Una fuente de luz puede tener muchos colores mezclados en diferentes cantidades (intensidades). Un arcoiris, o un prisma transparente, deflecta cada fotón según su frecuencia en un ángulo ligeramente diferente. Eso nos permite ver cada componente de la luz inicial por separado. Un gráfico de la intensidad de cada color deflactado por un prisma que muestre la cantidad de cada color es el espectro de frecuencia de la luz o espectro luminoso.

Cuando todas las frecuencias visibles están presentes por igual, el efecto es el "color" blanco, y el espectro de frecuencias es uniforme, lo que se representa por una línea plana. De hecho cualquier espectro de frecuencia que consista en una línea plana se llama
blanco de ahí que hablemos no solo de "color blanco" sino también de "ruido blanco".
De manera similar, una
fuente de ondas sonoras puede ser una superposición de frecuencias diferentes. Cuando escuchamos una onda sonora con una sola frecuencia predominante escuchamos una nota.

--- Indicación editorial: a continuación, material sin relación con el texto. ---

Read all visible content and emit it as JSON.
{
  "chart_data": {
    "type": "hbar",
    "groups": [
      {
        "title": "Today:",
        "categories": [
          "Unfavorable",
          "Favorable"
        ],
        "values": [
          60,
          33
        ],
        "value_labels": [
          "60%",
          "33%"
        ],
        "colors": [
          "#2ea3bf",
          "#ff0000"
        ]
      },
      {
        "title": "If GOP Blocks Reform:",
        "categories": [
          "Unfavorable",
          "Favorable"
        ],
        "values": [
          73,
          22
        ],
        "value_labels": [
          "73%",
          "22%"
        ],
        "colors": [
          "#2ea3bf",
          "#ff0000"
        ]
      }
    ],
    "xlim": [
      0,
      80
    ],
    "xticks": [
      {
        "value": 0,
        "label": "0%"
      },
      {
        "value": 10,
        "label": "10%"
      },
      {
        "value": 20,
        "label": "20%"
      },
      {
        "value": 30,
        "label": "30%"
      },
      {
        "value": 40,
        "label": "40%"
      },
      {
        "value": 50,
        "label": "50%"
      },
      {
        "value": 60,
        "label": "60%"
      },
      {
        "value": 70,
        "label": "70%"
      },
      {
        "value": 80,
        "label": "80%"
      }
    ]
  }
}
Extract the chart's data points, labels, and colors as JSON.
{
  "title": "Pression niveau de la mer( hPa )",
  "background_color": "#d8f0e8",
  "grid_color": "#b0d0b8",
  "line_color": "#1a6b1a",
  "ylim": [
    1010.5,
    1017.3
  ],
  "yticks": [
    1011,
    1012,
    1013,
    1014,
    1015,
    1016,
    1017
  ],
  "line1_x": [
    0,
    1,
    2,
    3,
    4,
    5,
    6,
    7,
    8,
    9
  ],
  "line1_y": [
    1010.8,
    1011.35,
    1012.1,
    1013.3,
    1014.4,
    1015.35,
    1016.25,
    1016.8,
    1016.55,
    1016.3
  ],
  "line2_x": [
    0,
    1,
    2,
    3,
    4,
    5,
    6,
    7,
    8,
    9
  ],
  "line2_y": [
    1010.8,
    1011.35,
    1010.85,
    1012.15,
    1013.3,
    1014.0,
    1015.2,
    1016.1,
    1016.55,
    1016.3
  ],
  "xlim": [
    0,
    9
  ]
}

Pero en cambio un silbido cualquiera o un golpe repentino que estimule todos los receptores, diremos que contiene frecuencias dentro de todo el rango audible.
Muchas cosas en nuestro entorno que calificamos como
ruido frecuentemente contienen frecuencias de todo el rango audible. Así cuando un espectro de frecuencia de un sonido, o
espectro sonoro, viene dado por una línea plana, decimos que el sonido asociado es
ruido blanco.


El espectro de frecuencia de un fenómeno ondulatorio (sonoro, luminoso o electromagnético) de superposición de ondas de varias frecuencias, es una medida de la distribución de amplitudes de cada frecuencia.